Старик, не спуская с отца Поликарпа глаз, неловко еще раз поклонился, – теперь уже только ему одному.
– А что ты, собственно, хотел во мне увидеть? – спросил мужчина, сохраняя свое дружелюбие, но при этом как бы не совсем понимая старика; должно быть, хотел разгадать сам – кто это перед ним, с чем пришел. – Если как человек, – сказал он, продолжая, – так я такой же самый, как прочие… У меня даже имя родительское совсем простое, обыкновенное – Поликарп Васильевич…
Какое-то затруднение владело стариком.
– А вы, извиняйте… – проговорил он несмело. – Интересно мне знать… – Он замялся, ища слов, которые бы не обидели постояльца. – Священник вы настоящий, в сане, или – так, по обстоятельствам?
– Народ мне верит, а это – главное. Значит, в сане. А вообще – настоящий, – сказал мужчина. Глаза его глядели ясно и прямо, не тая чего-либо скрытого. Он взял из миски еще одну картофелину, покатал в пальцах, остужая, стал сдирать кожуру. – Рукоположен преосвященным Филаретом в одна тысяча восемьсот девяносто девятом году.
– Девять лет мне было, – произнесла хозяйка. – С восемьсот девяностого я.

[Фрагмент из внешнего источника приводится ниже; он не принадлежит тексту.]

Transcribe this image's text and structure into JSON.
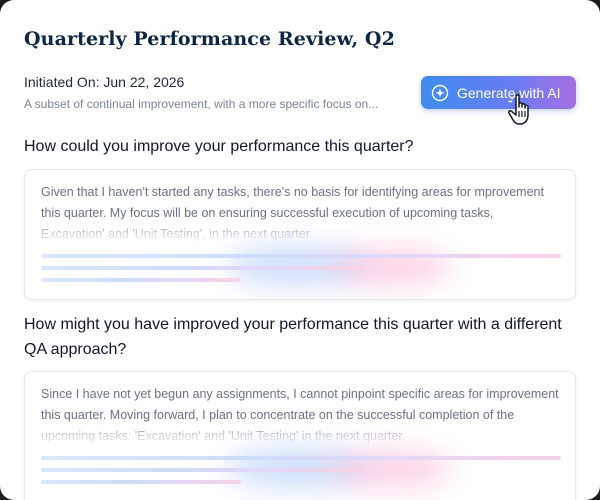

– А документов на это не имею, показать не могу, – продолжал постоялец, как бы заранее предупреждая на тот случай, если его слов оказалось для старика мало и он повел бы свои расспросы дальше. Голос его был спокойный, ровный; должно быть, про документы свои ему приходилось объяснять часто, он полностью к этому привык и такие объяснения его нисколько не обижали. – Было, все было, да ничего не стало, – подчеркнуто сказал он через короткое промедление. – Имею одно слово мое. Можно ему верить, можно не верить, настаивать на сем не могу, это уж кому как пожелается. У кого как душа лежит.
– Как же не верить! – в некотором даже испуге и в готовности дать отпор, если бы вдруг нашлось обратное мнение, воскликнула хозяйка. – Для чего бы человеку такой обман на себя брать? Ни один обман не прощается, а уж такой – это и перед людьми, и перед господом грех страшный…
Ее лицо, которому платок, туго облегавший голову, оставлял узкую щель, было затемнено, света каганца у печи не хватало, чтобы сделать его видным, но глаза выступали и во мраке, блестели, и выражение их было различимо: в них, будто глубокая внутренняя болезнь, неостановимая, изо дня в день мучающая лихорадка, тлела прочно утвердившаяся скорбь, – та, что сразу же разлилась по женским глазам и лицам, как началась война, понесли по домам повестки, а вскоре – и другие бумажки, похоронные известия на сыновей, мужьев, братьев. Такая же печать лежала на лицах и остальных женщин, тех, что молча сидели на лавке, но у хозяйки ее выражение было особенно резким, полностью подавлявшим в ее лице всё. Вероятно, были на то причины, какая-то своя особая, отличающая ее от других женщин, судьба.